Myst IV - ja nie potrafie sobie wyobrazić Atrusa chwalącego się że Światy najlepiej pisze się piórem Parkera czy jakiejś innej marki :)
Przetrawię reklamy jeśli będą wkomponowane w świat np:
1. w mieście na billbordach
2. Niekture produkty jak w Deusie 2 zamiast pasty noname to firmowa
BYLE NIE BYŁY PRZESADNE a tego się można obawiać
Na poczatku napewno bedzie malo i nie beda przeszkadzac (bilboardy itp), ale obawiam sie z czasem bedzie coraz gorzej. Jeszcze niedawno nie bylo filmikow nVidi czy Creativa przed gra, a teraz w takim Evil Genius mamy: Vivendi, Sierra, Elixir, nVidia, Creative, Intro.. Trzeba sie naklikac. Dobrze, ze mozna klikaniem przewinac filmy, a nie jak w przypadku EA gdzie trzeba w kolko ogladac ich denerwujacy filmik :/ (Az mi sie odechciewa grac)

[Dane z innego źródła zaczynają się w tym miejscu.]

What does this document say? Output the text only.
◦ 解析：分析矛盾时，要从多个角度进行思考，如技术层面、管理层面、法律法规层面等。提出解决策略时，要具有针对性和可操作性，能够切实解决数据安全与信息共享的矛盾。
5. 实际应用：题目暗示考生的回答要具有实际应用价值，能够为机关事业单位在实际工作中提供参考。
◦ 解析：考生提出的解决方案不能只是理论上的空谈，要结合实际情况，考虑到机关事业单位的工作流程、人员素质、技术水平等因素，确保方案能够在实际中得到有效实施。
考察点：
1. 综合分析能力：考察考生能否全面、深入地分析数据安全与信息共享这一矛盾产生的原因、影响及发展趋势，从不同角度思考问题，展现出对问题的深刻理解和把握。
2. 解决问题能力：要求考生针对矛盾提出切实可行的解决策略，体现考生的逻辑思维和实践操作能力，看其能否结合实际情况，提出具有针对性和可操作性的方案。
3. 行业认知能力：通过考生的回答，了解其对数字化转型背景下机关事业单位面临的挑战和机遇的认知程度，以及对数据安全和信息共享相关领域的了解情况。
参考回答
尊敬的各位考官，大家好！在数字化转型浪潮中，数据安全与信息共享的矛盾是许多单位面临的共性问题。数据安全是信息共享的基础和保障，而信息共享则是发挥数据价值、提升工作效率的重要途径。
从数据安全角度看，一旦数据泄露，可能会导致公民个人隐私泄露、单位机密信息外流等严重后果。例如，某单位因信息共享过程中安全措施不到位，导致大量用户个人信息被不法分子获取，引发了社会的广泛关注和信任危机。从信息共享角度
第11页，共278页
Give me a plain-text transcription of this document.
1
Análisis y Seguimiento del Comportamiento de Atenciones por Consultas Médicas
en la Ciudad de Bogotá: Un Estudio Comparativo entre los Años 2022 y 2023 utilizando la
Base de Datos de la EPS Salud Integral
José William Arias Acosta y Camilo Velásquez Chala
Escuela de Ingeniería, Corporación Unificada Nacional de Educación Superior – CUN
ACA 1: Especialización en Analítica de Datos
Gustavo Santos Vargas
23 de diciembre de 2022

A nizszych cen sie nie doczekamy napewno.
są reklamy i reklamy
2 przykłady z przed paru dni:
- pieprzony konkurs sms-owy przy meczu Polska-Walia w publicznej dotowanej z abonamentu telewizji telewizji
- reklamy w Bondzie np. BMW ostatnim z piatku na TVP.
To nie można uogólniać - wyniki będą zależne co tam włożą.